Great work! I am also interested in the dataset. Thanks
Really nice work!!! Is the dataset available? Thank you.
Hi @unshadow ,
I appreciate your work on creating the fine-tuned LLM for cyber security. Can you please let me know the size of the dataset used for fine-tuning? Also, is the dataset available, and when are you planning to release it? I appreciate your time and response. Thank you!
Hey There, I'm new to this and i have ben assigned to make a model like this. I downloaded the Lexi Llama 3 uncensored to test if it could help. It did. But How can i fine tune it on free google collab? Which model shall i use? llama3 direct, but it is censored or any other model. Also, it'd very lovely if y'all just guide me out of this. Please!. I Dont Really know what the dataset should look like or what to do!

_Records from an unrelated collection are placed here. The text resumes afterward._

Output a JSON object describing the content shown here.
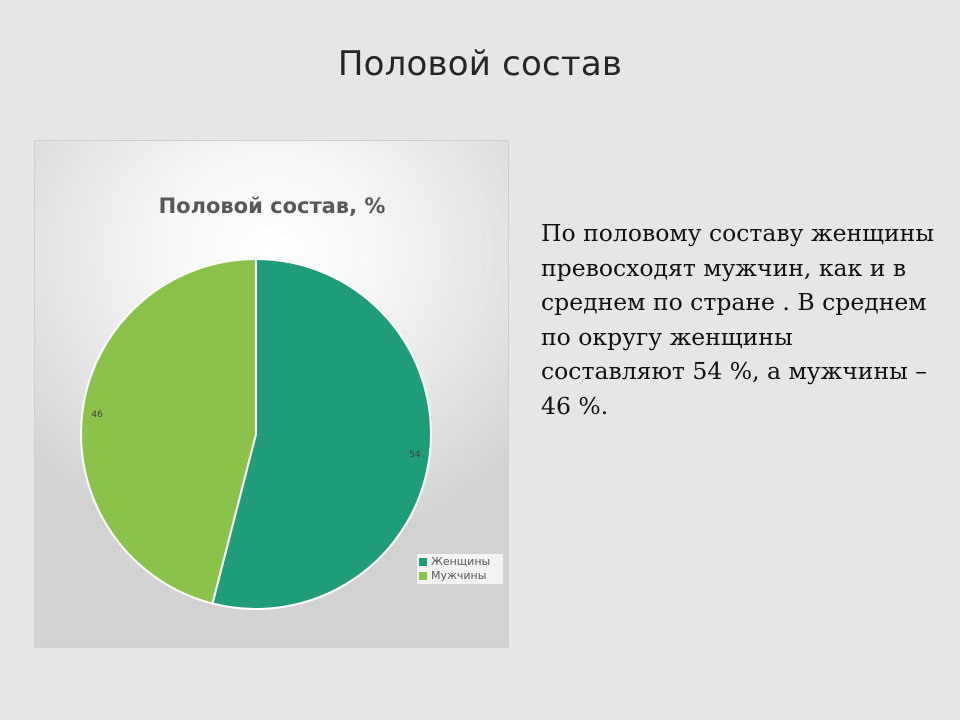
{
  "slide": {
    "title": "Половой состав",
    "body": "По половому составу женщины превосходят мужчин, как и в среднем по стране . В среднем по округу женщины составляют 54 %, а мужчины – 46 %."
  },
  "chart_data": {
    "type": "pie",
    "title": "Половой состав, %",
    "slices": [
      {
        "name": "Женщины",
        "value": 54,
        "label": "54",
        "color": "#1f9c7a"
      },
      {
        "name": "Мужчины",
        "value": 46,
        "label": "46",
        "color": "#8bc34a"
      }
    ],
    "legend_placement": "bottom-right",
    "start_angle_deg": 0,
    "direction": "clockwise"
  }
}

Hey, I was also wondering the same thing, is the dataset available? Thank you for creating this tool!
+1 from me too.
Life moves on but could you release the dataset and we will do the cleaning for you :)
Hi @unshadow
I really appreciate the work you’ve done on the fine-tuned LLM for cybersecurity—it’s impressive! I was curious about a couple of things:
1.How big was the dataset you used for fine-tuning?
2.Is the dataset available, or are there any plans to release it?
Thanks so much for your time! Looking forward to hearing back.
Hey @unshadow ,
Just checking to see if the dataset was ever made available. I'm looking to build on what you've done by adding more detail with Palo Alto, Check Point, Cisco, Go, Rust, C++ and Python extensively.